The rail industry uses MOIRA, rail demand forecasting software delivered by Steer Davies Gleave in partnership with DeltaRail, which uses ticketing information to determine demand. With passenger numbers so low at particular stations, the results become questionable.
Issues also arise with how stations are vehemently protected by the UK Government, particularly in cases where rural communities are served. If rail links are the only way of accessing a town without four-wheel-drive vehicles, then it would be considered perfectly acceptable to prop up such a station financially.
"You have to prove to an independent body that no hardship will be felt as a consequence of a closure," states Harris, adding: "The key is identifying stations that are reasonably quiet, and those that are unreasonably quiet."
Forcing station closures is understandably unpopular, particularly after the so-called ‘Beeching Axe’ of the 1960s. During the nationalisation of the UK’s railways, swathes of rail networks and stations were closed under Dr Richard Beeching’s recommendations.
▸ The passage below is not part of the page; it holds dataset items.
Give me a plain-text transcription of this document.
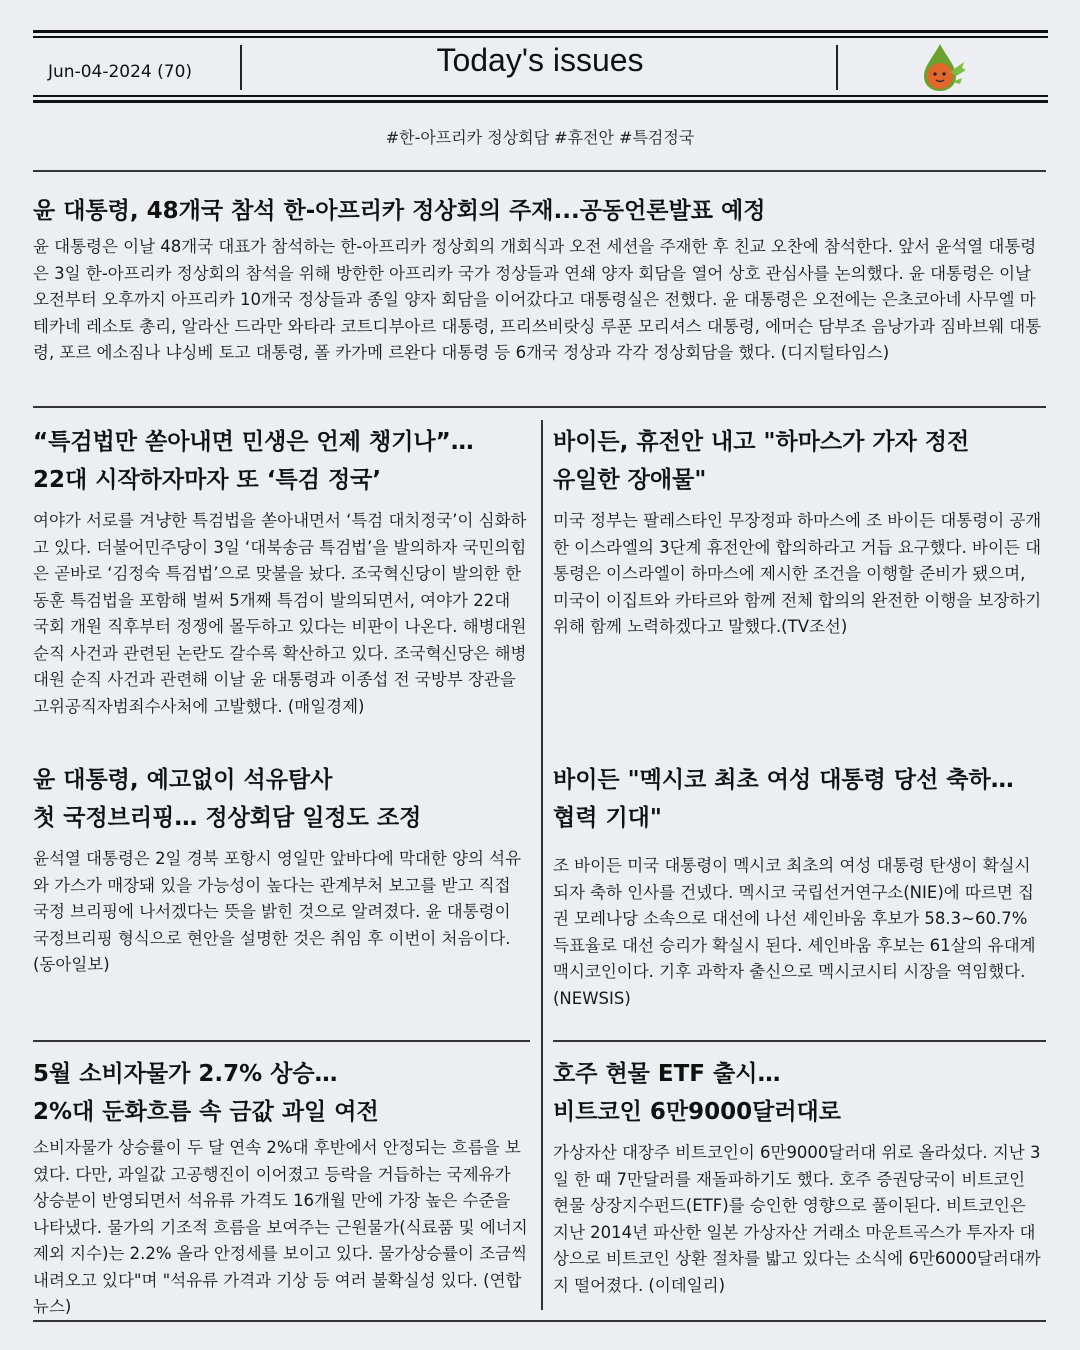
Jun-04-2024 (70)	Today's issues
#한-아프리카 정상회담 #휴전안 #특검정국
윤 대통령, 48개국 참석 한-아프리카 정상회의 주재...공동언론발표 예정

윤 대통령은 이날 48개국 대표가 참석하는 한-아프리카 정상회의 개회식과 오전 세션을 주재한 후 친교 오찬에 참석한다. 앞서 윤석열 대통령은 3일 한-아프리카 정상회의 참석을 위해 방한한 아프리카 국가 정상들과 연쇄 양자 회담을 열어 상호 관심사를 논의했다. 윤 대통령은 이날 오전부터 오후까지 아프리카 10개국 정상들과 종일 양자 회담을 이어갔다고 대통령실은 전했다. 윤 대통령은 오전에는 은초코아네 사무엘 마테카네 레소토 총리, 알라산 드라만 와타라 코트디부아르 대통령, 프리쓰비랏싱 루푼 모리셔스 대통령, 에머슨 담부조 음낭가과 짐바브웨 대통령, 포르 에소짐나 냐싱베 토고 대통령, 폴 카가메 르완다 대통령 등 6개국 정상과 각각 정상회담을 했다. (디지털타임스)

“특검법만 쏟아내면 민생은 언제 챙기나”…
22대 시작하자마자 또 ‘특검 정국’

여야가 서로를 겨냥한 특검법을 쏟아내면서 ‘특검 대치정국’이 심화하고 있다. 더불어민주당이 3일 ‘대북송금 특검법’을 발의하자 국민의힘은 곧바로 ‘김정숙 특검법’으로 맞불을 놨다. 조국혁신당이 발의한 한동훈 특검법을 포함해 벌써 5개째 특검이 발의되면서, 여야가 22대 국회 개원 직후부터 정쟁에 몰두하고 있다는 비판이 나온다. 해병대원 순직 사건과 관련된 논란도 갈수록 확산하고 있다. 조국혁신당은 해병대원 순직 사건과 관련해 이날 윤 대통령과 이종섭 전 국방부 장관을 고위공직자범죄수사처에 고발했다. (매일경제)

바이든, 휴전안 내고 "하마스가 가자 정전
유일한 장애물"

미국 정부는 팔레스타인 무장정파 하마스에 조 바이든 대통령이 공개한 이스라엘의 3단계 휴전안에 합의하라고 거듭 요구했다. 바이든 대통령은 이스라엘이 하마스에 제시한 조건을 이행할 준비가 됐으며, 미국이 이집트와 카타르와 함께 전체 합의의 완전한 이행을 보장하기 위해 함께 노력하겠다고 말했다.(TV조선)

윤 대통령, 예고없이 석유탐사
첫 국정브리핑… 정상회담 일정도 조정

윤석열 대통령은 2일 경북 포항시 영일만 앞바다에 막대한 양의 석유와 가스가 매장돼 있을 가능성이 높다는 관계부처 보고를 받고 직접 국정 브리핑에 나서겠다는 뜻을 밝힌 것으로 알려졌다. 윤 대통령이 국정브리핑 형식으로 현안을 설명한 것은 취임 후 이번이 처음이다. (동아일보)

바이든 "멕시코 최초 여성 대통령 당선 축하…
협력 기대"

조 바이든 미국 대통령이 멕시코 최초의 여성 대통령 탄생이 확실시되자 축하 인사를 건넸다. 멕시코 국립선거연구소(NIE)에 따르면 집권 모레나당 소속으로 대선에 나선 셰인바움 후보가 58.3~60.7% 득표율로 대선 승리가 확실시 된다. 셰인바움 후보는 61살의 유대계 맥시코인이다. 기후 과학자 출신으로 멕시코시티 시장을 역임했다. (NEWSIS)

5월 소비자물가 2.7% 상승…
2%대 둔화흐름 속 금값 과일 여전

소비자물가 상승률이 두 달 연속 2%대 후반에서 안정되는 흐름을 보였다. 다만, 과일값 고공행진이 이어졌고 등락을 거듭하는 국제유가 상승분이 반영되면서 석유류 가격도 16개월 만에 가장 높은 수준을 나타냈다. 물가의 기조적 흐름을 보여주는 근원물가(식료품 및 에너지 제외 지수)는 2.2% 올라 안정세를 보이고 있다. 물가상승률이 조금씩 내려오고 있다"며 "석유류 가격과 기상 등 여러 불확실성 있다. (연합뉴스)

호주 현물 ETF 출시…
비트코인 6만9000달러대로

가상자산 대장주 비트코인이 6만9000달러대 위로 올라섰다. 지난 3일 한 때 7만달러를 재돌파하기도 했다. 호주 증권당국이 비트코인 현물 상장지수펀드(ETF)를 승인한 영향으로 풀이된다. 비트코인은 지난 2014년 파산한 일본 가상자산 거래소 마운트곡스가 투자자 대상으로 비트코인 상환 절차를 밟고 있다는 소식에 6만6000달러대까지 떨어졌다. (이데일리)
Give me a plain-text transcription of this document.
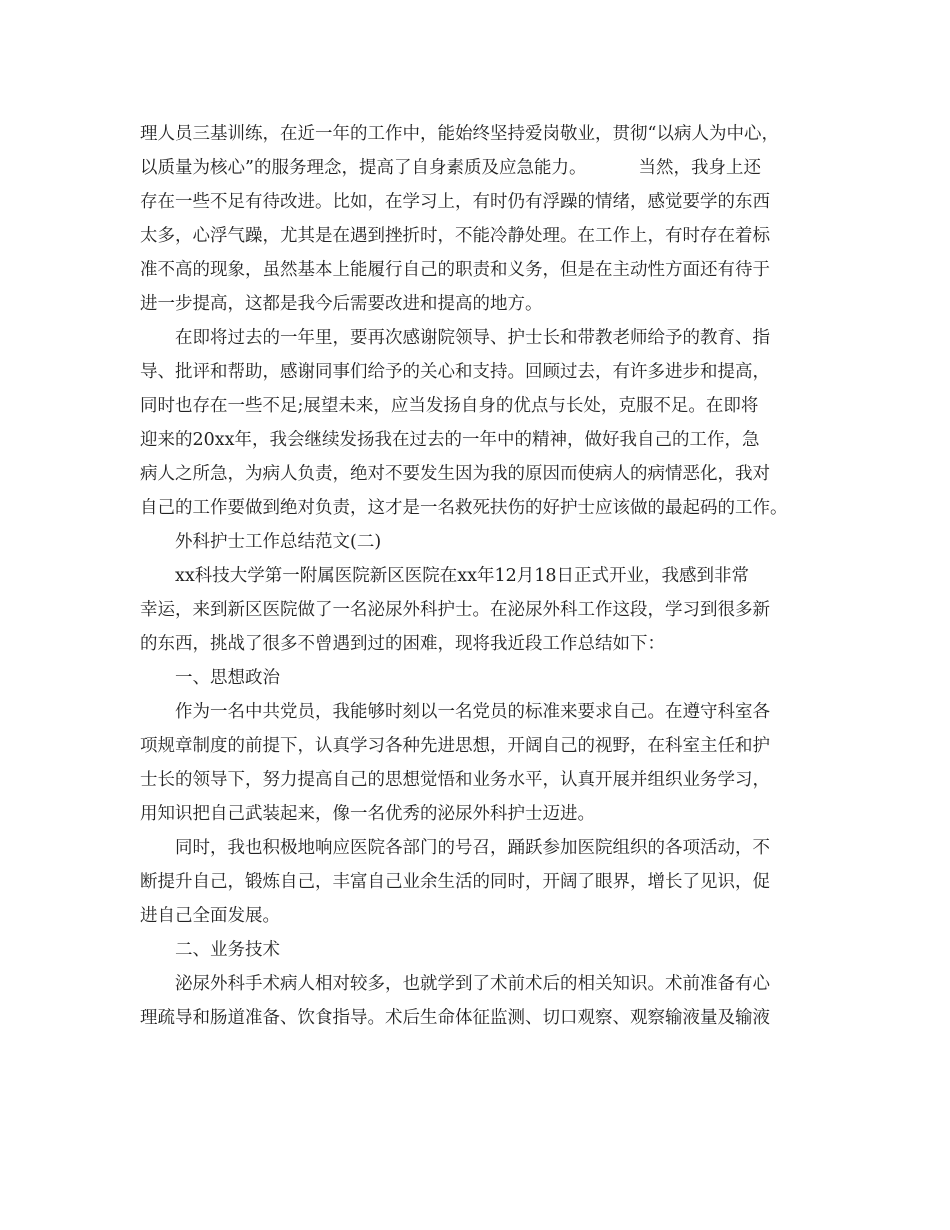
理人员三基训练，在近一年的工作中，能始终坚持爱岗敬业，贯彻“以病人为中心，
以质量为核心”的服务理念，提高了自身素质及应急能力。	当然，我身上还
存在一些不足有待改进。比如，在学习上，有时仍有浮躁的情绪，感觉要学的东西
太多，心浮气躁，尤其是在遇到挫折时，不能冷静处理。在工作上，有时存在着标
准不高的现象，虽然基本上能履行自己的职责和义务，但是在主动性方面还有待于
进一步提高，这都是我今后需要改进和提高的地方。
在即将过去的一年里，要再次感谢院领导、护士长和带教老师给予的教育、指
导、批评和帮助，感谢同事们给予的关心和支持。回顾过去，有许多进步和提高，
同时也存在一些不足;展望未来，应当发扬自身的优点与长处，克服不足。在即将
迎来的20xx年，我会继续发扬我在过去的一年中的精神，做好我自己的工作，急
病人之所急，为病人负责，绝对不要发生因为我的原因而使病人的病情恶化，我对
自己的工作要做到绝对负责，这才是一名救死扶伤的好护士应该做的最起码的工作。
外科护士工作总结范文(二)
xx科技大学第一附属医院新区医院在xx年12月18日正式开业，我感到非常
幸运，来到新区医院做了一名泌尿外科护士。在泌尿外科工作这段，学习到很多新
的东西，挑战了很多不曾遇到过的困难，现将我近段工作总结如下：
一、思想政治
作为一名中共党员，我能够时刻以一名党员的标准来要求自己。在遵守科室各
项规章制度的前提下，认真学习各种先进思想，开阔自己的视野，在科室主任和护
士长的领导下，努力提高自己的思想觉悟和业务水平，认真开展并组织业务学习，
用知识把自己武装起来，像一名优秀的泌尿外科护士迈进。
同时，我也积极地响应医院各部门的号召，踊跃参加医院组织的各项活动，不
断提升自己，锻炼自己，丰富自己业余生活的同时，开阔了眼界，增长了见识，促
进自己全面发展。
二、业务技术
泌尿外科手术病人相对较多，也就学到了术前术后的相关知识。术前准备有心
理疏导和肠道准备、饮食指导。术后生命体征监测、切口观察、观察输液量及输液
Although the majority of his recommendations were rejected by the government, between 1955 and 1975 some 4,000 stations had been closed, with 2,000 remaining open.
The new station fund
It is only now that some stations that were closed as part of the Beeching Axe are being afforded the chance to re-open. In January 2013, the UK Government established a £20m fund to cover 75% of the building or renovation costs of such stations, providing they met specific conditions. The Department for Transport ruled that they should be "shovel ready" and at a well developed stage, with all plans needing the support of Network Rail and line operators.
Transport secretary Patrick McLoughlin backed the plans, stating the government was determined to boost the rail infrastructure, with new stations earmarked to provide that boost. Bids were accepted in February and, following a revision period, fourteen applicants were whittled down to five that would receive funding.
Kenilworth station in Warwickshire will receive £5m, Newcourt in Devon £750,000, Ilkeston in Derbyshire £4.5m, Lea Bridge in Waltham Forest £1m and Pye Corner in Newport more than £2.15m, with the overall aim of getting the stations back into regular use for the benefit of local residents.
While the UK Government’s efforts to provide funding for such renovation are commendable, the fact remains that some stations in the UK, either through poor original siting or a dramatic change in employment or residential status over the years, are unreasonably underused.
If demand and revenue forecasts conducted by independent bodies are able to identify business cases for such stations to close and save the likes of Network Rail money, then it may be time for the government to welcome in a new, more restrained Beeching Axe.